AIDS hastalığı ise HIV virüsü ile enfekte olmuş kişinin vücut sıvısının, virüs ile teması olmamış kişinin vücuduna girmesi ile bulaşır. Bu vücut sıvıları ise anne sütü, kan, vajinal salgı ve spermdir. AIDS hastalığının bulaşma şekli şu şekilde özetlenebilir:
HIV pozitif olan kadınlar da erkekler gibi evlenebilir ve çocuk sahibi olabilir. Ancak HIV pozitif olan anne adayının, doğumdan 3 ay önce tedaviye başlaması ve bebeğe de doğumdan hemen sonra tedavi uygulanması önemlidir. Ayrıca annenin bebeğini emzirmemesi ve doğumun sezaryen ile yapılması tercih edilir.
HIV ve AIDS tanısı için HIV infeksiyonuna sebep olacak temasta bulunan kişilere test uygulanması ile yapılır. Bu hususta uygulanan nükleik asit testleri (NAT, PCR), riskli temastan 10 ya da 33 gün sonra HIV infeksiyonunu gösterir. Damardan alınan antijen ya da antikor testleri ise HIV infeksiyonunu riskli temastan 18-45 gün sonra ortaya çıkarır. Tüm tanılama sürecinde anti-HIV antikor olarak isimlendirilen madde aranır.

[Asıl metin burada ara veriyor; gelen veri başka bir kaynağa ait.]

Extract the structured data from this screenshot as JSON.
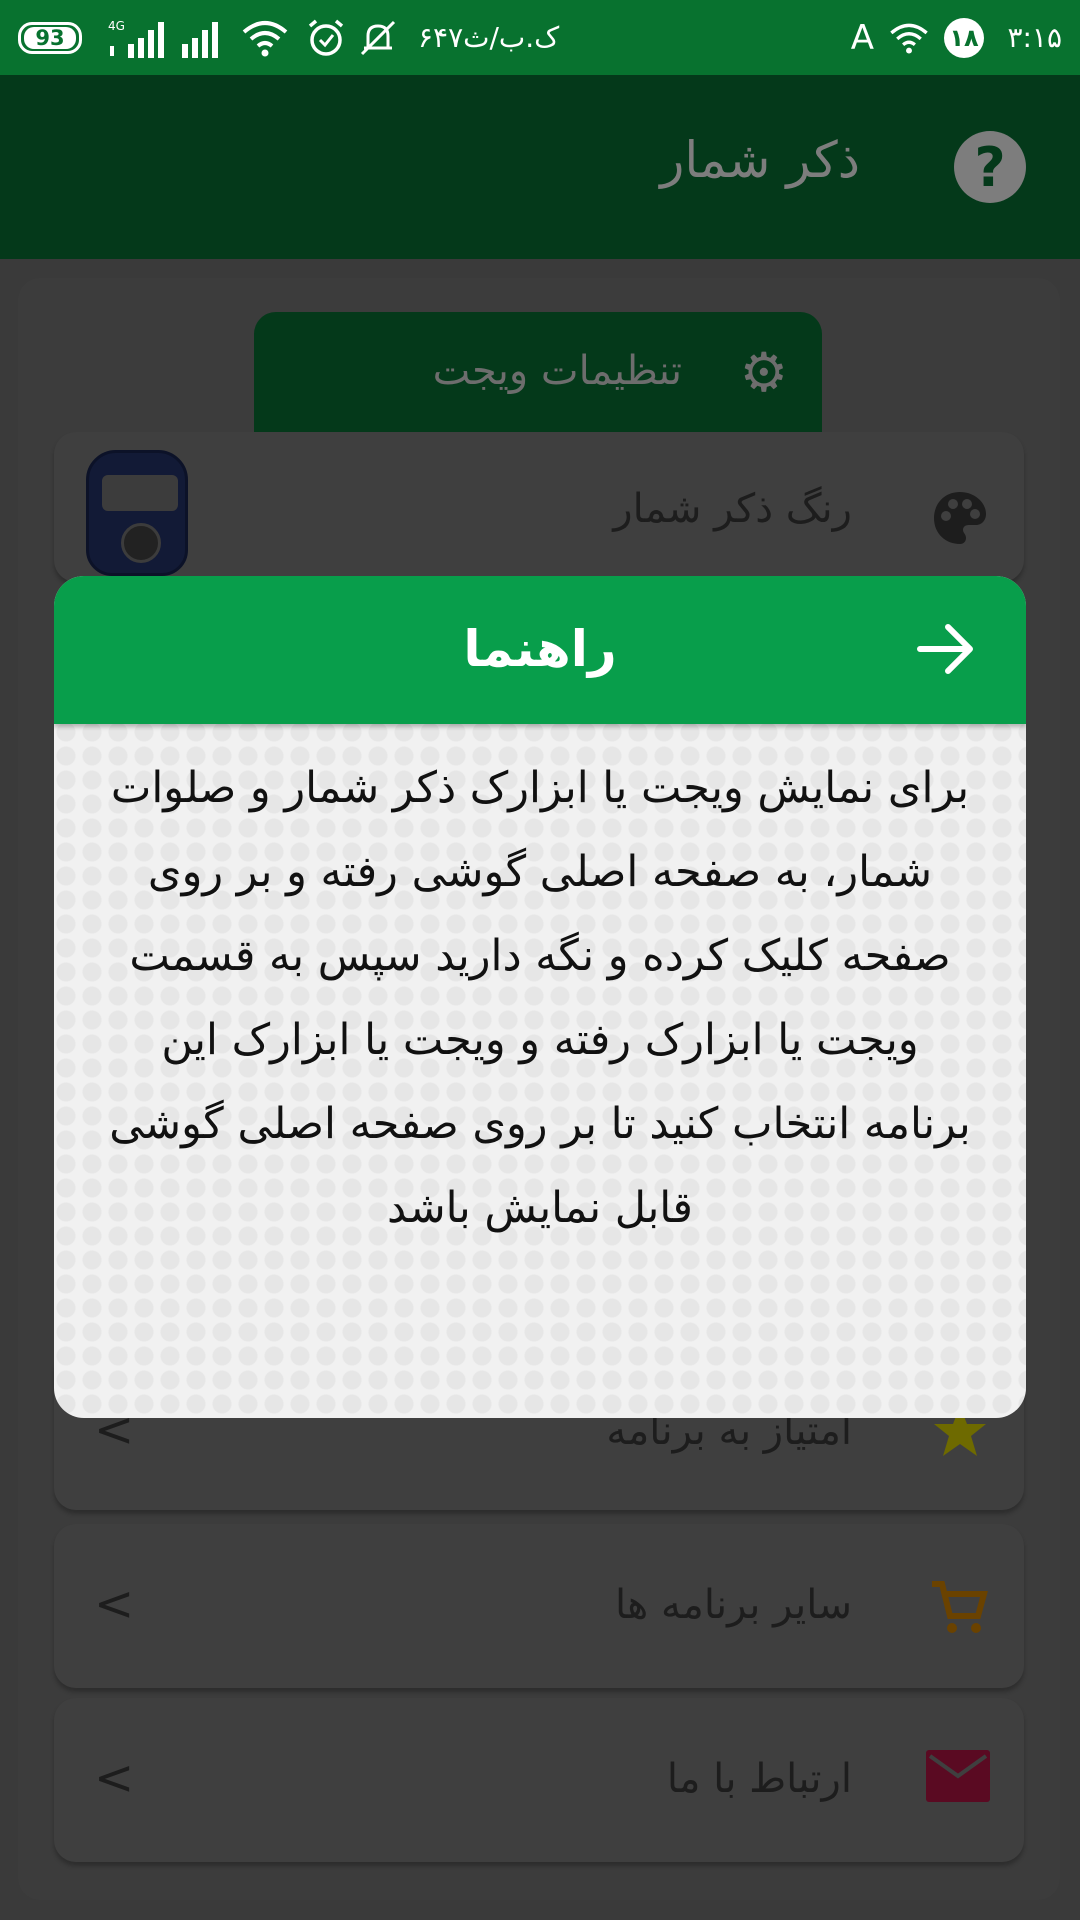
{
  "status_bar": {
    "time": "۳:۱۵",
    "notification_count": "۱۸",
    "aa_indicator": "A",
    "carrier": "۶۴۷ک.ب/ث",
    "network_type": "4G",
    "battery_level": "93"
  },
  "app_bar": {
    "title": "ذکر شمار",
    "help_label": "?"
  },
  "widget_tab": {
    "label": "تنظیمات ویجت"
  },
  "cards": {
    "counter_color": "رنگ ذکر شمار",
    "rate_app": "امتیاز به برنامه",
    "other_apps": "سایر برنامه ها",
    "contact_us": "ارتباط با ما",
    "chevron": "<"
  },
  "dialog": {
    "title": "راهنما",
    "body": "برای نمایش ویجت یا ابزارک ذکر شمار و صلوات شمار، به صفحه اصلی گوشی رفته و بر روی صفحه کلیک کرده و نگه دارید سپس به قسمت ویجت یا ابزارک رفته و ویجت یا ابزارک این برنامه انتخاب کنید تا بر روی صفحه اصلی گوشی قابل نمایش باشد"
  },
  "colors": {
    "status_bar": "#08722f",
    "app_bar_dimmed": "#04391a",
    "dialog_header": "#089e4b",
    "dialog_body": "#f1f1f1",
    "star_dimmed": "#6e6a00",
    "cart_dimmed": "#6a4200",
    "mail_dimmed": "#5a0a22"
  },
  "icons": [
    "battery-icon",
    "signal-icon",
    "wifi-icon",
    "alarm-icon",
    "mute-icon",
    "help-icon",
    "gear-icon",
    "palette-icon",
    "star-icon",
    "cart-icon",
    "mail-icon",
    "arrow-forward-icon",
    "chevron-left-icon"
  ]
}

HIV enfeksiyonunu tedavi etmek adına çeşitli ilaçlar kullanılır. Bu ilaçların ortak yönü, kandaki virüs miktarını çok azaltmak ve bağışıklık sisteminin uzun süre korunmasını sağlamaktır. Ancak bu ilaç tedavisi ile HIV enfeksiyonu tamamen ortadan kaldırılamaz ve kişi bu ilaçları yaşamı boyunca kullanır. Peki AIDS'li hasta ne kadar yaşar? Kişi virüsü aldıktan 2 ya da 4 hafta sonra genel olarak geçici hastalık tablosu sergiler ve hastalığın oluşumu 8-10 yılı bulabilir. Ayrıca kişiye ileri evrede tanı konulmuşsa ortalama yaşam süresi 12-18 aydır.
“HIV hastalığı nedir? Nasıl teşhis edilir?” sorusunun yanıtlarından biri de ELISA testidir. “Anti HIV nedir?” sorusuna yanıt arayan ELISA testi ile bir antijen ve bir antikor arasındaki reaksiyon gösterilerek çeşitli hastalıklar tanılanır.